A Pandemia que matou entre 60 a 150 mil portugueses apresenta características semelhantes ao vírus H5N1 da Gripe de Aves. Os pintores Amadeu de Sousa Cardoso e Guilherme Santa Rita, o compositor António Fragoso e os pastorinhos de Fátima, Jacinta e Francisco foram algumas das vítimas da mais severa epidemia da história da humanidade
O Instituto de Ciências Sociais da Universidade de Lisboa (ICS-UL) promove, nos próximos dias 15 e 16 de Novembro, um amplo debate dos maiores realizados até agora em Portugal sobre o tema da Gripe Pneumónica de 1918, os seus efeitos no nosso país e semelhanças com as pandemias da actualidade.
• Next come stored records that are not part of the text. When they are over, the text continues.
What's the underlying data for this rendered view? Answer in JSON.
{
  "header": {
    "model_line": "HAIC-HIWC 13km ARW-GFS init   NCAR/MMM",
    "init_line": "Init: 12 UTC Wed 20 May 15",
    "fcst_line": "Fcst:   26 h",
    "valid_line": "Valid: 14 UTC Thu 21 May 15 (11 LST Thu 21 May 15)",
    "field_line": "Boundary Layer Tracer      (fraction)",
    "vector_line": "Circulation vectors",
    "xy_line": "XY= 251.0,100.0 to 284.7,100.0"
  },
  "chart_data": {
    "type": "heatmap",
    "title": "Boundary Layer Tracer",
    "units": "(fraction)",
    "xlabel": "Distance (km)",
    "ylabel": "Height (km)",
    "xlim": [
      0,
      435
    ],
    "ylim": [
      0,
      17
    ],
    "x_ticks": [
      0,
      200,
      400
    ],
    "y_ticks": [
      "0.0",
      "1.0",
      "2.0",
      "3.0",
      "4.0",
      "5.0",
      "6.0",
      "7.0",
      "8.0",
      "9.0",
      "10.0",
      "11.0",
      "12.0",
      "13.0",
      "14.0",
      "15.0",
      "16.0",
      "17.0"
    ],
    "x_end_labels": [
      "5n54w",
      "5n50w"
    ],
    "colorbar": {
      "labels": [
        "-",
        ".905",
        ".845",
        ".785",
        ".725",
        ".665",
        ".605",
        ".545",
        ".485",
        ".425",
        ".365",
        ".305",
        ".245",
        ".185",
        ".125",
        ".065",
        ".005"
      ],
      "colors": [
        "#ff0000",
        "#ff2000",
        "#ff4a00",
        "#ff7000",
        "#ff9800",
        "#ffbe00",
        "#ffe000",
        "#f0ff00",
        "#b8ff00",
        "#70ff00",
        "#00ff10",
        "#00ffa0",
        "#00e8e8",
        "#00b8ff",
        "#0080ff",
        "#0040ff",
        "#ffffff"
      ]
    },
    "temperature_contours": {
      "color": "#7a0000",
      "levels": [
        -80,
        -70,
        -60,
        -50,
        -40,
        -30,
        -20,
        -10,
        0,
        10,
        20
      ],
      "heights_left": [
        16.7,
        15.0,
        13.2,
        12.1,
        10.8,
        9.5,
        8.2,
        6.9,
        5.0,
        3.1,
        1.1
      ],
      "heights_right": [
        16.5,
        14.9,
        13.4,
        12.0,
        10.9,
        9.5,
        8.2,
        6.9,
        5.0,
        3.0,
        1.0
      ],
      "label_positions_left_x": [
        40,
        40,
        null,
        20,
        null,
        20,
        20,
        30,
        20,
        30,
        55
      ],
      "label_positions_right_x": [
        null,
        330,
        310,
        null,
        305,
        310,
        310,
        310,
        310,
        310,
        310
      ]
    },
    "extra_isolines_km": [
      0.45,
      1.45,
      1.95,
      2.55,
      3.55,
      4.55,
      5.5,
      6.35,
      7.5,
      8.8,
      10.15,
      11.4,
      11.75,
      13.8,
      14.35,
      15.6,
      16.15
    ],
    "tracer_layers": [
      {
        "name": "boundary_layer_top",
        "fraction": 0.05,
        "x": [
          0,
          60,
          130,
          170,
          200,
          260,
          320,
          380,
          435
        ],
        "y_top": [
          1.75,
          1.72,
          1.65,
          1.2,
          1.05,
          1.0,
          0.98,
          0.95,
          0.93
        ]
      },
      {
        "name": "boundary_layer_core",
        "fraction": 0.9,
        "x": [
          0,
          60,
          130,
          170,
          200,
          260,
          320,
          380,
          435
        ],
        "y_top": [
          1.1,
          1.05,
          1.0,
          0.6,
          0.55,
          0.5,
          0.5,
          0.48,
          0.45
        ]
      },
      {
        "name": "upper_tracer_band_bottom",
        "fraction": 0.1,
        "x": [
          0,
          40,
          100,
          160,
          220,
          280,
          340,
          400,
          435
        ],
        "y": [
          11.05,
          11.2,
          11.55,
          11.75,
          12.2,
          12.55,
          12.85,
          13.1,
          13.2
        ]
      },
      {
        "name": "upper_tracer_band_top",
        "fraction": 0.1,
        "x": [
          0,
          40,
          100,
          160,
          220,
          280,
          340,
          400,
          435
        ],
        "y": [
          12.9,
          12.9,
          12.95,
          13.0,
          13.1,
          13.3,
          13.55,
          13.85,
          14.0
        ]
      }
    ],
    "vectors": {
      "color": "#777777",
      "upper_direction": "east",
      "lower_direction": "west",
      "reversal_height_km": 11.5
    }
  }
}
O colóquio internacional Olhares sobre a Pneumónica vai contar com a participação de um extenso painel de investigadores nacionais e estrangeiros que se irá debruçar sobre as características deste surto epidémico, as respostas políticas, médico-sanitárias, sociais e culturais que suscitou, as suas percepções e representações e as controvérsias científicas de que foi pretexto.
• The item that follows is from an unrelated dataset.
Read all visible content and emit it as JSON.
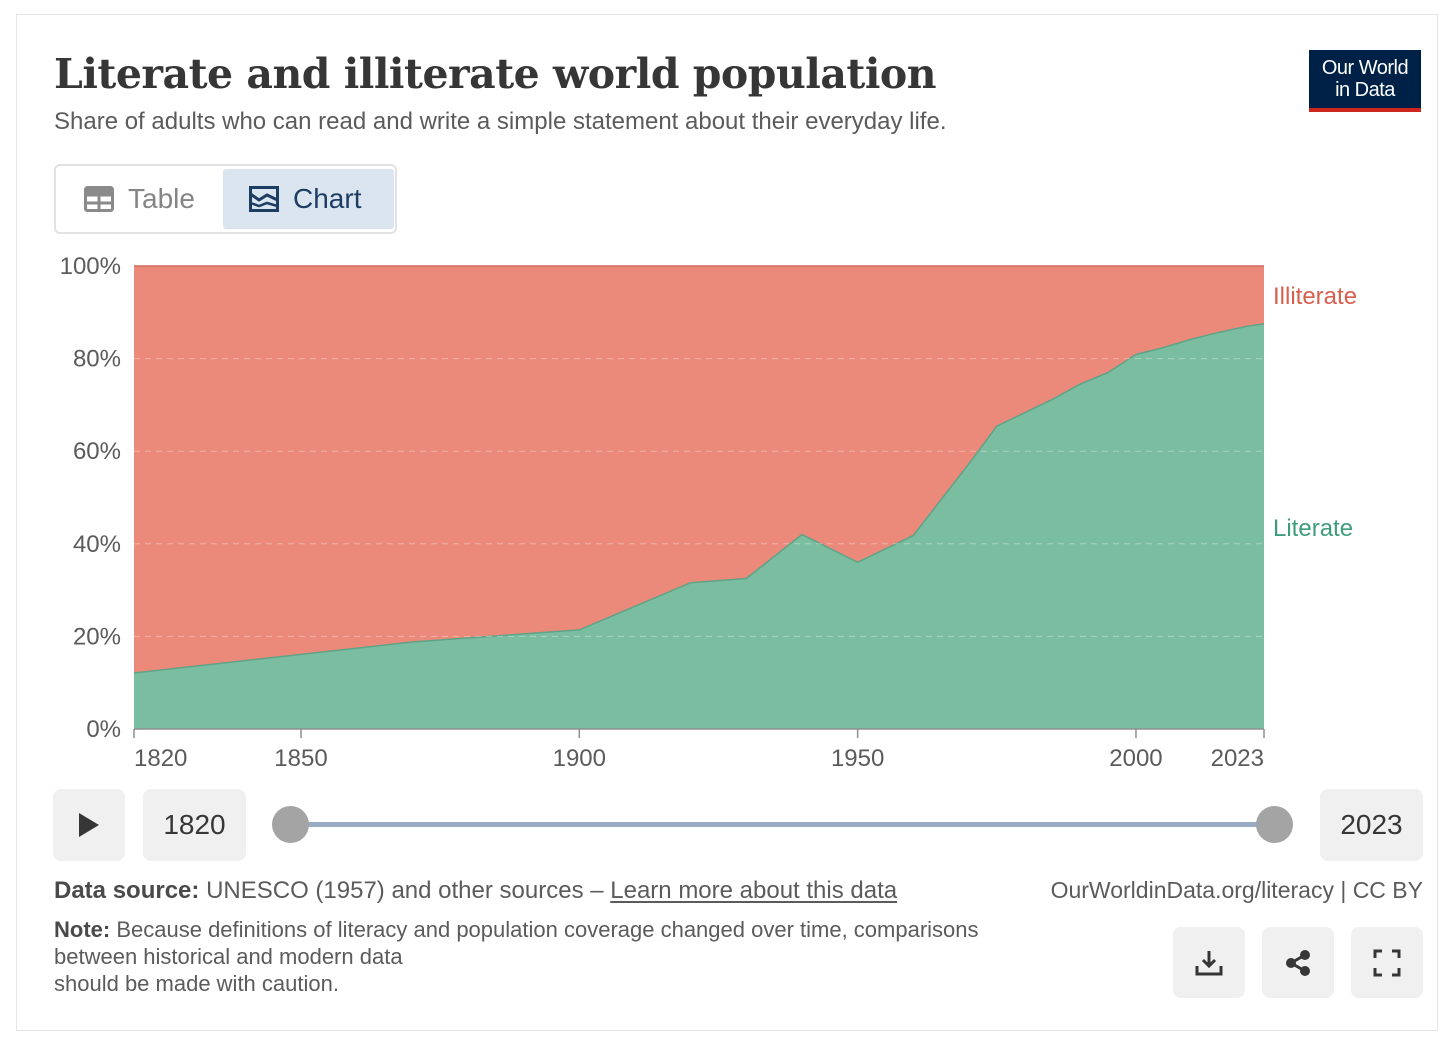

Um comunicado recente da organização da ONU para a Agricultura e Alimentação (FAO) adverte que a evolução da Gripe das Aves iniciou uma nova etapa de forma silenciosa no coração da Europa e que é possível que existam mais vírus em circulação na Europa do que se pensa actualmente. O alerta surge meses depois de um estudo divulgado pela revista Nature que confirma a semelhança entre vírus H5N1, que está na origem da Gripe das Aves, e o vírus da gripe de 1918.
Crise política e económica agrava efeitos do surto
A mais severa pandemia da história da humanidade foi a causa mais importante de mortalidade do século XX e calcula-se que tenha provocado entre 22 a 50 milhões de mortos em todo o mundo. Em Portugal, a gripe pneumónica atingiu o seu momento culminante no Outono de 1918, prolongando-se até aos primeiros meses de 1919. Não existem estimativas seguras para o número de vítimas no nosso país mas vários estudos realizados admitem baixas entre as 60 e as 150 mil pessoas.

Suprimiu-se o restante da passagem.